Wei-Hock Soon doesn’t appear in the new documentary Merchants of Doubt, but he might as well be its poster child. That’s because director Robert Kenner’s film, which opens in select cities on March 6, is about how the tobacco, fossil-fuel and other industries hire so-called “scientific experts” to refute charges that their products are dangerous. Soon, a scientist who claims that variations in the sun’s energy, not greenhouse gases, can explain climate change, was recently discovered to have received over $1.2 million from fossil-fuel companies to fund his research. He has reportedly failed to disclose this conflict of interest to the journals that published his papers—and seems to be the latest in a long line of scientists and spokespersons paid to cast doubt on independent scientific research.
Some of these doubters are “ideologically committed, some are just in it for the money, some in it for the attention,” says Naomi Oreskes, co-author (with Erik M. Conway) of the book on which the film is based.
Merchants of Doubt shows how the tobacco industry realized smoking caused cancer as early as the 1950s, but stonewalled the issue for decades by hiring PR firms to refute legitimate scientific research. “This whole strategy was created and raised to a fine art by the tobacco industry,” says Oreskes. “And once they developed this tool kit, they spread it. They tried to develop allies in other industries who also felt threats from inconvenient science. That you couldn’t trust science, and what was needed was ‘sound science.’”

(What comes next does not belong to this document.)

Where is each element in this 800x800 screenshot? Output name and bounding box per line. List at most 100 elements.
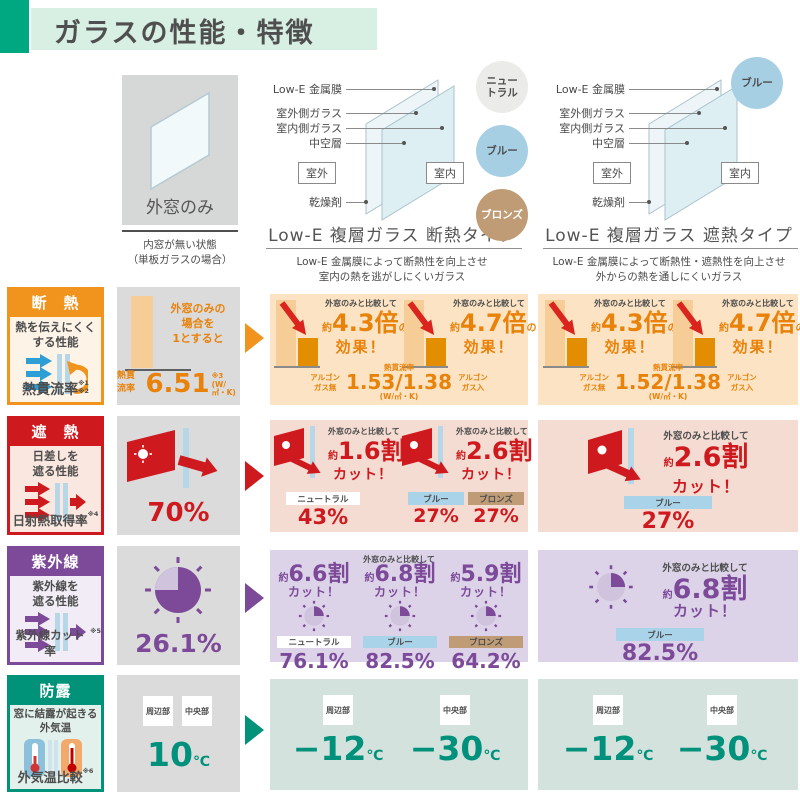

This strategy, which Kenner’s film traces through the tobacco, dioxin, asbestos and fossil fuel industries, involves several key elements:
Paying scientists to do research that will support the industry’s claims.
Setting up organizations with names like Citizens for Fire Safety and Americans for Free Enterprise, which purport to be legitimate advocacy groups, but are really just shills for corporate interests.
Creating a class of media savvy “experts,” who may or may not be scientists, but whose basic function is to debate, and cast doubt on, the work of legitimate scientific researchers.
Making these experts available to journalists, to provide “balance” in the reporting of these issues, even when there is no real scientific debate about the subject.
These last two elements are key to the merchants-of-doubt approach, and make use of journalistic ethics about providing “equal time” to opposing viewpoints. They also play into the scientific community’s basic inability to explain difficult concepts. “Scientists are trained to do science, and it’s hard enough to do the science,” says Oreskes. “And now you’re saying you have to be an effective communicator as well? It’s not their job.”